Participating in the ISO IDMP Task Force and in consultation with a variety of other stakeholders, we have formed a proposal on how the ongoing EMA planning could be interpreted from an industry perspective.
The European Medicines Agency (EMA) and the EU Regulatory Network are pursuing an open dialogue with industry to discuss aspects of implementing the ISO IDMP standards in the EU. LORENZ is taking part in the ISO IDMP Task Force (TF) which has been established to advise on the planning, development, implementation and maintenance of the EU’s ISO IDMP standards. This Task Force met on Friday, 12 June. Based on that meeting and on other discussions with a variety of stakeholders, a proposal has been developed on how the EMA’s planning could be interpreted from an industry perspective. It should be noted that the official implementation date remains 1 July 2016. However, there is currently only one timing plan being worked on, and this foresees a phased approach to implementation. The picture above illustrates these proposed high level implementation timelines.

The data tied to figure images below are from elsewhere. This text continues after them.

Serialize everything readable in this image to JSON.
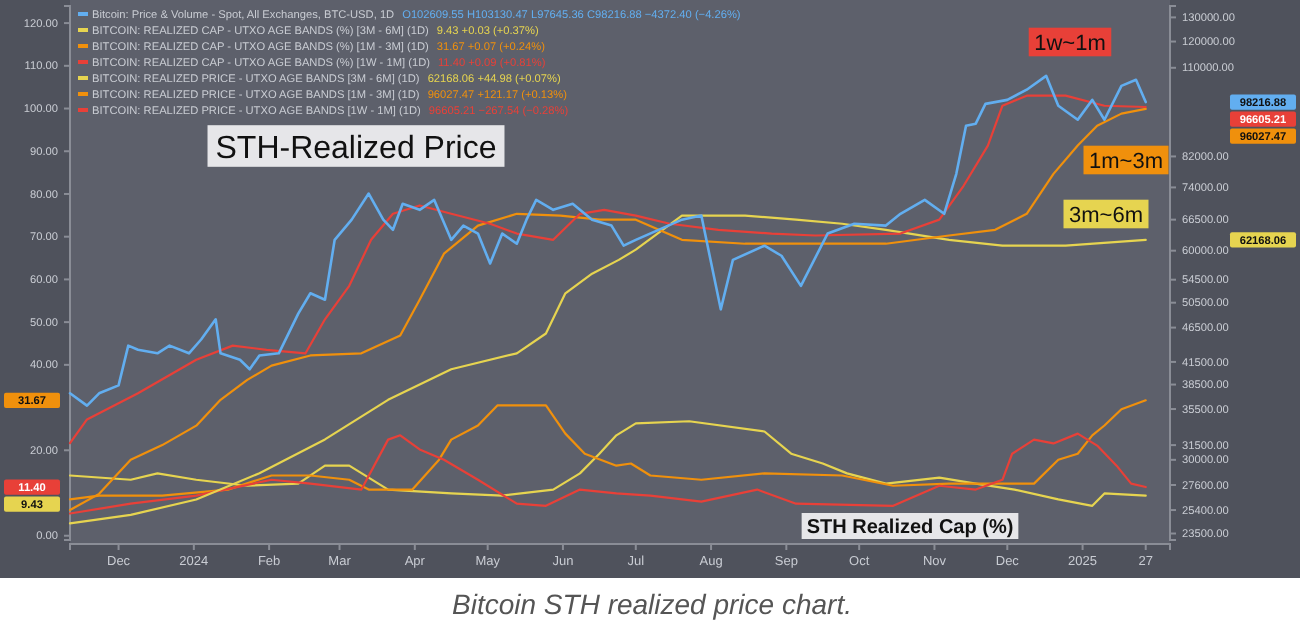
{
  "chart_data": {
    "type": "line",
    "title": "STH-Realized Price",
    "subtitle": "STH Realized Cap (%)",
    "xlim": [
      "2023-11-11",
      "2025-02-06"
    ],
    "xticks": [
      {
        "value": "2023-12-01",
        "label": "Dec"
      },
      {
        "value": "2024-01-01",
        "label": "2024"
      },
      {
        "value": "2024-02-01",
        "label": "Feb"
      },
      {
        "value": "2024-03-01",
        "label": "Mar"
      },
      {
        "value": "2024-04-01",
        "label": "Apr"
      },
      {
        "value": "2024-05-01",
        "label": "May"
      },
      {
        "value": "2024-06-01",
        "label": "Jun"
      },
      {
        "value": "2024-07-01",
        "label": "Jul"
      },
      {
        "value": "2024-08-01",
        "label": "Aug"
      },
      {
        "value": "2024-09-01",
        "label": "Sep"
      },
      {
        "value": "2024-10-01",
        "label": "Oct"
      },
      {
        "value": "2024-11-01",
        "label": "Nov"
      },
      {
        "value": "2024-12-01",
        "label": "Dec"
      },
      {
        "value": "2025-01-01",
        "label": "2025"
      },
      {
        "value": "2025-01-27",
        "label": "27"
      }
    ],
    "ylim": [
      -1,
      124
    ],
    "yticks": [
      {
        "value": 0,
        "label": "0.00"
      },
      {
        "value": 20,
        "label": "20.00"
      },
      {
        "value": 40,
        "label": "40.00"
      },
      {
        "value": 50,
        "label": "50.00"
      },
      {
        "value": 60,
        "label": "60.00"
      },
      {
        "value": 70,
        "label": "70.00"
      },
      {
        "value": 80,
        "label": "80.00"
      },
      {
        "value": 90,
        "label": "90.00"
      },
      {
        "value": 100,
        "label": "100.00"
      },
      {
        "value": 110,
        "label": "110.00"
      },
      {
        "value": 120,
        "label": "120.00"
      }
    ],
    "y2lim": [
      23000,
      135000
    ],
    "log": "y2",
    "y2ticks": [
      {
        "value": 130000,
        "label": "130000.00"
      },
      {
        "value": 120000,
        "label": "120000.00"
      },
      {
        "value": 110000,
        "label": "110000.00"
      },
      {
        "value": 82000,
        "label": "82000.00"
      },
      {
        "value": 74000,
        "label": "74000.00"
      },
      {
        "value": 66500,
        "label": "66500.00"
      },
      {
        "value": 60000,
        "label": "60000.00"
      },
      {
        "value": 54500,
        "label": "54500.00"
      },
      {
        "value": 50500,
        "label": "50500.00"
      },
      {
        "value": 46500,
        "label": "46500.00"
      },
      {
        "value": 41500,
        "label": "41500.00"
      },
      {
        "value": 38500,
        "label": "38500.00"
      },
      {
        "value": 35500,
        "label": "35500.00"
      },
      {
        "value": 31500,
        "label": "31500.00"
      },
      {
        "value": 30000,
        "label": "30000.00"
      },
      {
        "value": 27600,
        "label": "27600.00"
      },
      {
        "value": 25400,
        "label": "25400.00"
      },
      {
        "value": 23500,
        "label": "23500.00"
      }
    ],
    "legend": "top left",
    "series": [
      {
        "name": "Bitcoin: Price & Volume - Spot, All Exchanges, BTC-USD, 1D",
        "color": "#62aef0",
        "axis": "y2",
        "x": [
          "2023-11-11",
          "2023-11-18",
          "2023-11-23",
          "2023-12-01",
          "2023-12-05",
          "2023-12-09",
          "2023-12-17",
          "2023-12-22",
          "2023-12-30",
          "2024-01-04",
          "2024-01-10",
          "2024-01-12",
          "2024-01-20",
          "2024-01-24",
          "2024-01-28",
          "2024-02-05",
          "2024-02-13",
          "2024-02-18",
          "2024-02-24",
          "2024-02-28",
          "2024-03-06",
          "2024-03-13",
          "2024-03-19",
          "2024-03-23",
          "2024-03-27",
          "2024-04-03",
          "2024-04-09",
          "2024-04-16",
          "2024-04-21",
          "2024-04-27",
          "2024-05-02",
          "2024-05-07",
          "2024-05-13",
          "2024-05-17",
          "2024-05-21",
          "2024-05-28",
          "2024-06-05",
          "2024-06-13",
          "2024-06-21",
          "2024-06-26",
          "2024-07-01",
          "2024-07-20",
          "2024-07-28",
          "2024-08-05",
          "2024-08-10",
          "2024-08-23",
          "2024-08-30",
          "2024-09-07",
          "2024-09-18",
          "2024-09-29",
          "2024-10-12",
          "2024-10-18",
          "2024-10-28",
          "2024-11-05",
          "2024-11-10",
          "2024-11-14",
          "2024-11-18",
          "2024-11-22",
          "2024-12-01",
          "2024-12-09",
          "2024-12-17",
          "2024-12-22",
          "2024-12-30",
          "2025-01-05",
          "2025-01-10",
          "2025-01-17",
          "2025-01-23",
          "2025-01-27"
        ],
        "values": [
          37400,
          35900,
          37400,
          38400,
          43800,
          43200,
          42700,
          43800,
          42700,
          44700,
          47800,
          42700,
          41800,
          40500,
          42400,
          42700,
          48700,
          52100,
          51000,
          62200,
          66500,
          72500,
          66500,
          64300,
          70100,
          68700,
          71000,
          62200,
          65200,
          63500,
          57500,
          63500,
          61400,
          66500,
          71000,
          68700,
          70100,
          66500,
          65200,
          61000,
          62200,
          66500,
          67400,
          49400,
          58200,
          61000,
          59000,
          53400,
          63500,
          65600,
          65200,
          67800,
          71000,
          67800,
          77400,
          90800,
          91400,
          97600,
          98900,
          102300,
          107100,
          97000,
          92600,
          98900,
          92600,
          103600,
          105700,
          98200
        ]
      },
      {
        "name": "BITCOIN: REALIZED CAP - UTXO AGE BANDS (%) [3M - 6M] (1D)",
        "color": "#e6d450",
        "axis": "y",
        "x": [
          "2023-11-11",
          "2023-12-06",
          "2023-12-17",
          "2024-01-02",
          "2024-01-23",
          "2024-02-13",
          "2024-02-24",
          "2024-03-05",
          "2024-03-21",
          "2024-04-16",
          "2024-05-07",
          "2024-05-28",
          "2024-06-08",
          "2024-06-16",
          "2024-06-23",
          "2024-07-01",
          "2024-07-23",
          "2024-08-23",
          "2024-09-03",
          "2024-09-16",
          "2024-09-26",
          "2024-10-12",
          "2024-11-03",
          "2024-11-18",
          "2024-12-04",
          "2024-12-22",
          "2025-01-05",
          "2025-01-10",
          "2025-01-27"
        ],
        "values": [
          14.1,
          13.1,
          14.6,
          13.1,
          11.7,
          12.2,
          16.4,
          16.4,
          10.8,
          9.9,
          9.4,
          10.8,
          14.6,
          19.2,
          23.5,
          26.3,
          26.8,
          24.4,
          19.2,
          16.9,
          14.6,
          12.2,
          13.6,
          12.2,
          10.8,
          8.5,
          7.0,
          9.9,
          9.4
        ]
      },
      {
        "name": "BITCOIN: REALIZED CAP - UTXO AGE BANDS (%) [1M - 3M] (1D)",
        "color": "#f0900c",
        "axis": "y",
        "x": [
          "2023-11-11",
          "2023-11-23",
          "2023-12-19",
          "2024-01-15",
          "2024-02-02",
          "2024-02-18",
          "2024-03-05",
          "2024-03-13",
          "2024-03-31",
          "2024-04-11",
          "2024-04-16",
          "2024-04-27",
          "2024-05-05",
          "2024-05-25",
          "2024-06-02",
          "2024-06-10",
          "2024-06-23",
          "2024-06-29",
          "2024-07-07",
          "2024-07-28",
          "2024-08-23",
          "2024-09-24",
          "2024-10-15",
          "2024-11-07",
          "2024-11-26",
          "2024-12-12",
          "2024-12-22",
          "2024-12-30",
          "2025-01-05",
          "2025-01-10",
          "2025-01-17",
          "2025-01-27"
        ],
        "values": [
          8.5,
          9.4,
          9.4,
          10.8,
          14.1,
          14.1,
          13.1,
          10.8,
          10.8,
          17.8,
          22.5,
          25.8,
          30.5,
          30.5,
          23.9,
          19.2,
          16.4,
          16.9,
          14.1,
          13.1,
          14.6,
          14.1,
          11.7,
          12.2,
          12.2,
          12.2,
          17.8,
          19.2,
          23.5,
          25.8,
          29.6,
          31.7
        ]
      },
      {
        "name": "BITCOIN: REALIZED CAP - UTXO AGE BANDS (%) [1W - 1M] (1D)",
        "color": "#e84038",
        "axis": "y",
        "x": [
          "2023-11-11",
          "2023-12-06",
          "2024-01-02",
          "2024-02-02",
          "2024-02-18",
          "2024-03-10",
          "2024-03-21",
          "2024-03-26",
          "2024-04-03",
          "2024-04-13",
          "2024-04-27",
          "2024-05-13",
          "2024-05-25",
          "2024-06-08",
          "2024-06-23",
          "2024-07-07",
          "2024-07-28",
          "2024-08-20",
          "2024-09-05",
          "2024-10-15",
          "2024-11-03",
          "2024-11-18",
          "2024-11-29",
          "2024-12-03",
          "2024-12-12",
          "2024-12-20",
          "2024-12-30",
          "2025-01-07",
          "2025-01-15",
          "2025-01-21",
          "2025-01-27"
        ],
        "values": [
          5.2,
          7.5,
          9.4,
          13.1,
          12.2,
          10.8,
          22.5,
          23.5,
          20.2,
          17.8,
          13.1,
          7.5,
          7.0,
          10.8,
          9.9,
          9.4,
          8.0,
          10.8,
          7.5,
          7.0,
          11.7,
          10.8,
          13.1,
          19.2,
          22.5,
          21.6,
          23.9,
          21.1,
          16.4,
          12.2,
          11.4
        ]
      },
      {
        "name": "BITCOIN: REALIZED PRICE - UTXO AGE BANDS [3M - 6M] (1D)",
        "color": "#e6d450",
        "axis": "y2",
        "x": [
          "2023-11-11",
          "2023-12-06",
          "2024-01-02",
          "2024-01-28",
          "2024-02-24",
          "2024-03-21",
          "2024-04-16",
          "2024-05-13",
          "2024-05-25",
          "2024-06-02",
          "2024-06-13",
          "2024-06-24",
          "2024-07-01",
          "2024-07-20",
          "2024-08-15",
          "2024-09-05",
          "2024-09-24",
          "2024-10-12",
          "2024-11-07",
          "2024-11-29",
          "2024-12-25",
          "2025-01-27"
        ],
        "values": [
          24300,
          25000,
          26300,
          28700,
          32100,
          36600,
          40500,
          42700,
          45600,
          52100,
          55600,
          58200,
          60200,
          67400,
          67400,
          66500,
          65600,
          64300,
          62200,
          61000,
          61000,
          62200
        ]
      },
      {
        "name": "BITCOIN: REALIZED PRICE - UTXO AGE BANDS [1M - 3M] (1D)",
        "color": "#f0900c",
        "axis": "y2",
        "x": [
          "2023-11-11",
          "2023-11-23",
          "2023-12-06",
          "2023-12-19",
          "2024-01-02",
          "2024-01-12",
          "2024-01-23",
          "2024-02-02",
          "2024-02-18",
          "2024-03-10",
          "2024-03-26",
          "2024-04-03",
          "2024-04-13",
          "2024-04-27",
          "2024-05-13",
          "2024-05-31",
          "2024-06-16",
          "2024-07-01",
          "2024-07-20",
          "2024-08-15",
          "2024-09-11",
          "2024-10-12",
          "2024-11-07",
          "2024-11-26",
          "2024-12-09",
          "2024-12-20",
          "2024-12-30",
          "2025-01-07",
          "2025-01-17",
          "2025-01-27"
        ],
        "values": [
          25400,
          26800,
          30000,
          31500,
          33600,
          36600,
          39100,
          41000,
          42400,
          42700,
          45300,
          51000,
          59400,
          65200,
          67800,
          67400,
          66500,
          66500,
          62200,
          61400,
          61400,
          61400,
          63100,
          64300,
          67800,
          77400,
          85000,
          90800,
          94500,
          96000
        ]
      },
      {
        "name": "BITCOIN: REALIZED PRICE - UTXO AGE BANDS [1W - 1M] (1D)",
        "color": "#e84038",
        "axis": "y2",
        "x": [
          "2023-11-11",
          "2023-11-18",
          "2023-12-09",
          "2024-01-02",
          "2024-01-17",
          "2024-01-31",
          "2024-02-16",
          "2024-02-24",
          "2024-03-05",
          "2024-03-14",
          "2024-03-23",
          "2024-04-03",
          "2024-04-16",
          "2024-05-02",
          "2024-05-13",
          "2024-05-28",
          "2024-06-08",
          "2024-06-18",
          "2024-07-01",
          "2024-07-15",
          "2024-08-04",
          "2024-08-26",
          "2024-09-13",
          "2024-10-18",
          "2024-11-03",
          "2024-11-13",
          "2024-11-23",
          "2024-11-29",
          "2024-12-09",
          "2024-12-25",
          "2025-01-10",
          "2025-01-27"
        ],
        "values": [
          31700,
          34300,
          37400,
          41800,
          43800,
          43200,
          42700,
          47800,
          53400,
          62200,
          67800,
          69700,
          67800,
          65600,
          63500,
          62200,
          67800,
          68700,
          67400,
          65600,
          64300,
          63500,
          63100,
          63500,
          66500,
          74400,
          85000,
          97000,
          100300,
          100300,
          97000,
          96600
        ]
      }
    ],
    "annotations": [
      "O102609.55 H103130.47 L97645.36 C98216.88 −4372.40 (−4.26%)",
      "9.43 +0.03 (+0.37%)",
      "31.67 +0.07 (+0.24%)",
      "11.40 +0.09 (+0.81%)",
      "62168.06 +44.98 (+0.07%)",
      "96027.47 +121.17 (+0.13%)",
      "96605.21 −267.54 (−0.28%)",
      "98216.88",
      "9.43",
      "31.67",
      "11.40",
      "62168.06",
      "96027.47",
      "96605.21",
      "1w~1m",
      "1m~3m",
      "3m~6m",
      "Bitcoin STH realized price chart."
    ]
  }
}
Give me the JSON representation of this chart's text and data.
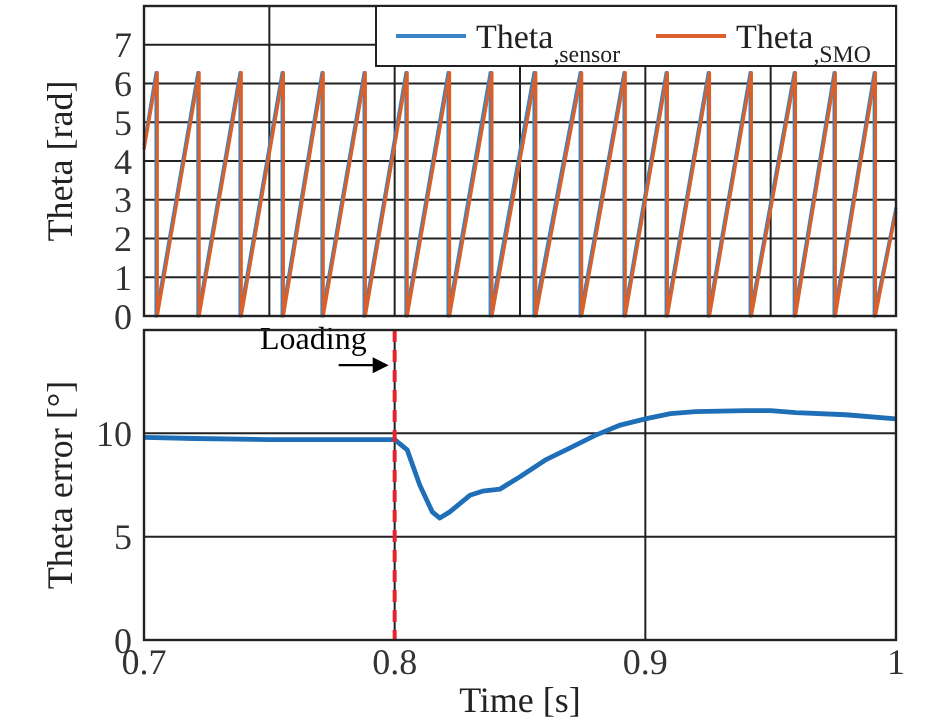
{
  "chart_data": [
    {
      "type": "line",
      "ylabel": "Theta [rad]",
      "xlim": [
        0.7,
        1
      ],
      "ylim": [
        0,
        8
      ],
      "xticks": [
        {
          "value": 0.7,
          "label": null
        },
        {
          "value": 0.75,
          "label": null
        },
        {
          "value": 0.8,
          "label": null
        },
        {
          "value": 0.85,
          "label": null
        },
        {
          "value": 0.9,
          "label": null
        },
        {
          "value": 0.95,
          "label": null
        },
        {
          "value": 1,
          "label": null
        }
      ],
      "yticks": [
        0,
        1,
        2,
        3,
        4,
        5,
        6,
        7
      ],
      "grid": true,
      "legend": "top right",
      "tick_labels": "y",
      "series": [
        {
          "name": "Theta$_{,sensor}$",
          "color": "#3a85c3",
          "x": [
            0.7,
            0.7048,
            0.7048,
            0.7215,
            0.7215,
            0.7383,
            0.7383,
            0.7551,
            0.7551,
            0.771,
            0.771,
            0.7878,
            0.7878,
            0.8045,
            0.8045,
            0.8213,
            0.8213,
            0.8381,
            0.8381,
            0.8556,
            0.8556,
            0.874,
            0.874,
            0.8915,
            0.8915,
            0.9083,
            0.9083,
            0.9251,
            0.9251,
            0.9418,
            0.9418,
            0.9594,
            0.9594,
            0.9753,
            0.9753,
            0.9913,
            0.9913,
            1
          ],
          "values": [
            4.4,
            6.28,
            0,
            6.28,
            0,
            6.28,
            0,
            6.28,
            0,
            6.28,
            0,
            6.28,
            0,
            6.28,
            0,
            6.28,
            0,
            6.28,
            0,
            6.28,
            0,
            6.28,
            0,
            6.28,
            0,
            6.28,
            0,
            6.28,
            0,
            6.28,
            0,
            6.28,
            0,
            6.28,
            0,
            6.28,
            0,
            2.8
          ]
        },
        {
          "name": "Theta$_{,SMO}$",
          "color": "#d9602a",
          "x": [
            0.7,
            0.7053,
            0.7053,
            0.722,
            0.722,
            0.7388,
            0.7388,
            0.7556,
            0.7556,
            0.7715,
            0.7715,
            0.7883,
            0.7883,
            0.805,
            0.805,
            0.8219,
            0.8219,
            0.8388,
            0.8388,
            0.8563,
            0.8563,
            0.8746,
            0.8746,
            0.892,
            0.892,
            0.9088,
            0.9088,
            0.9256,
            0.9256,
            0.9423,
            0.9423,
            0.9599,
            0.9599,
            0.9758,
            0.9758,
            0.9918,
            0.9918,
            1
          ],
          "values": [
            4.3,
            6.28,
            0,
            6.28,
            0,
            6.28,
            0,
            6.28,
            0,
            6.28,
            0,
            6.28,
            0,
            6.28,
            0,
            6.28,
            0,
            6.28,
            0,
            6.28,
            0,
            6.28,
            0,
            6.28,
            0,
            6.28,
            0,
            6.28,
            0,
            6.28,
            0,
            6.28,
            0,
            6.28,
            0,
            6.28,
            0,
            2.7
          ]
        }
      ]
    },
    {
      "type": "line",
      "xlabel": "Time [s]",
      "ylabel": "Theta error [°]",
      "xlim": [
        0.7,
        1
      ],
      "ylim": [
        0,
        15
      ],
      "xticks": [
        0.7,
        0.8,
        0.9,
        1
      ],
      "yticks": [
        0,
        5,
        10
      ],
      "grid": true,
      "ref_lines": [
        {
          "axis": "x",
          "value": 0.8,
          "label": null,
          "color": "#e8212a",
          "line_style": "dashed"
        }
      ],
      "annotations": [
        {
          "text": "Loading",
          "x": 0.8,
          "y": 13.3
        }
      ],
      "series": [
        {
          "color": "#1f6fb8",
          "x": [
            0.7,
            0.72,
            0.75,
            0.78,
            0.8,
            0.805,
            0.81,
            0.815,
            0.818,
            0.822,
            0.83,
            0.835,
            0.842,
            0.85,
            0.86,
            0.87,
            0.88,
            0.89,
            0.9,
            0.91,
            0.92,
            0.94,
            0.95,
            0.96,
            0.98,
            1
          ],
          "values": [
            9.8,
            9.75,
            9.7,
            9.7,
            9.7,
            9.2,
            7.5,
            6.2,
            5.9,
            6.2,
            7.0,
            7.2,
            7.3,
            7.9,
            8.7,
            9.3,
            9.9,
            10.4,
            10.7,
            10.95,
            11.05,
            11.1,
            11.1,
            11.0,
            10.9,
            10.7
          ]
        }
      ]
    }
  ]
}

Looking at this plan, one can see that first concrete deliverables are in the area of referentials (R) and organizations (O). Enforcement of these will start together with products (P) and substances (S). For P+S, the TF proposes to publish the implementation guides for the EU shortly after the ISO guides are published. Current estimates see this happening at the beginning of 2016. According to this plan, a 12 month period is given before implementation could start, plus a further nine-month transition period. During that period in 2017, the EMA plans to accept both EVMPD and IDMP messages, and will update their internal systems to work with IDMP. In Q4 2017, the EMA plans to mandate IDMP messages. The current thinking from the TF is that the content for these messages will be the Article 57 content plus “minimum required” elements to assign and maintain identifiers for authorized medicinal products and to support product life cycle management (MPIDs, PCIDs and PhPIDs). In effect this means “EVMPD++ data in IDMP language”.
If this plan is approved and implemented, industry believes there will be more time to plan and implement necessary actions for becoming IDMP ready. Industry sees Q3 2017 as a reasonable timeframe. This gives the chance for ongoing projects to re-evaluate decisions taken in the light of time pressure, to have the opportunity to plan with a longer time-frame and the chance to deploy other resources to address the requirements.
What “IDMP ready” actually means remains to be defined. From our perspective, “IDMP ready” could be understood to mean that the Product Data Management (PDM) system must include all the data and be ready to create and send it in IDMP format. Therefore any ongoing activities that collect and structure the required data elements should be continued, and any data governance and data collection/storage procedures that are currently defined should also be in place and working.
Looking at the overall approach after Q4 2017, it should be noted that there are several extensions planned that industry will need to consider. The iterative approach proposed by the TF will require industry to continuously update/extend its processes and tools. So plans to implement IDMP must build in an ability to respond to change. Another interesting point is that the EMA has raised the priority level for Investigational Medicinal Product IDs (i.e. development products) which are currently planned to be addressed in Iteration #2 (enforced Q2 2018).
The TF will now approach the European Commission and ask for their view on whether this proposed plan meets the legal requirements. Information on this should be available in September 2015 at the latest, and will be communicated following the next TF meeting. The EMA and NCAs seem confident that the Heads of Medicines Agencies and then the Commission will accept these proposals. Their logic is that if all agencies agree on a realistic and feasible approach, the Commission won’t try to push parties to achieve the impossible.